Amazing dancing and vocals in powerhouse show
Reporter: Paul Genty
Date published: 27 October 2015
HAIRSPRAY, Palace, Manchester, to Saturday.
HAIRSPRAY has always been a great stage show, bright, brilliant and colourful.
In the hands of one-time Manchester (and Coliseum) director Paul Kerryson, the Sixties parody goes back to its roots and becomes a theatre event that hits all the emotional high-points, then finds a few more.
Which perhaps isn’t what you might expect from a story basically about racial integration in Baltimore in 1962.
Young Tracy (Freya Sutton, returning to an award-winning role and not missing a beat) wants to be on the local TV station’s pop show, and hates the way it is run on strict whites-only lines by Velma (Claire Sweeney, in fine form).
Tracy and friend Penny (Monique Young) audition and meet the local black kids, who would rather not appear on TV only on “negro day”.
Tracy determines to integrate the show with the help of the negro day performers led by singer Maybelle (the stunning Brenda Edwards) — in much the same way Penny has “integrated” with Maybelle’s son Seaweed (Dex Lee).
Mixed up with this are issues of Tracy and her mum (a brilliant drag turn from “Benidorm” actor Tony Maudsley) being rather heavy, and her father (Peter Duncan) being a little ineffectual.
Can Tracy still get the local heartthrob, Link (Ashley Gilmour) to love her?
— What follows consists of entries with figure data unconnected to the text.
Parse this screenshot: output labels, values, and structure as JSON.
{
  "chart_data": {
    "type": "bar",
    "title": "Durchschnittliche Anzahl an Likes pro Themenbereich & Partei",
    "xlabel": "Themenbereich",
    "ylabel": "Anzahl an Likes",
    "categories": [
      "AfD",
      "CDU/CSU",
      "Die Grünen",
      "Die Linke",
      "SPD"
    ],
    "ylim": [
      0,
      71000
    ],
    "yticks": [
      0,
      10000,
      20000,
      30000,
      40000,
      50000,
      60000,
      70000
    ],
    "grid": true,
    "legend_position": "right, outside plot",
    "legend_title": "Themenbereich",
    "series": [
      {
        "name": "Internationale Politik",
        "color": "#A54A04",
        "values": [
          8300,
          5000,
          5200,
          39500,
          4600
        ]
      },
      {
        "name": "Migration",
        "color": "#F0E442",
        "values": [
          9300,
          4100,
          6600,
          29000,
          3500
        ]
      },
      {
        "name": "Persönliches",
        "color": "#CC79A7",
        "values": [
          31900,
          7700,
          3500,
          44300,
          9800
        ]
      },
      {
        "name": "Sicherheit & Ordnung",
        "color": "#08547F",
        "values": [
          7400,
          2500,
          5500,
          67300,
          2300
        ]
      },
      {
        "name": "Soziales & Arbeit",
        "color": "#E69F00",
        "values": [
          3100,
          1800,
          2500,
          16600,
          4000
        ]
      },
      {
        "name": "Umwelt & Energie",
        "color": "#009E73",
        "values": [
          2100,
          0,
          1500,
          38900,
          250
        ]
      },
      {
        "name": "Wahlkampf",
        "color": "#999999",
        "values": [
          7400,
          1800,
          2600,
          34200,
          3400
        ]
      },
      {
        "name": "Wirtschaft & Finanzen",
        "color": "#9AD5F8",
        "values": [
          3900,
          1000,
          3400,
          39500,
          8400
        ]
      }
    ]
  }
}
Yes she can! And while she’s at it she can do a little jail time, help her mum cure her fear of the outdoors and beat the baddie — namely Velma’s unpleasant daughter Amber (Lauren Stroud).
Productions of the show are always good fun — it’s a high-kitsch, throwback evening with a lovely tongue-in-cheek attitude to its own lack of earnestness, and almost a pantomime atmosphere. But in Kerryson’s hands it also becomes a powerhouse musical.
I said in another review recently that one thing this director does well is to cast fantastic singers and dancers and get them to make a show soar. He certainly does so here, driving the evening along on waves of amazing vocals and dancing.
This new production hails from Kerryson’s former theatre, Leicester’s Curve. You could criticise the sets for looking a little underdone but the cast and dancers are exemplary, with wonderful singing, energetic dancing and believable performances. Catch it while you can.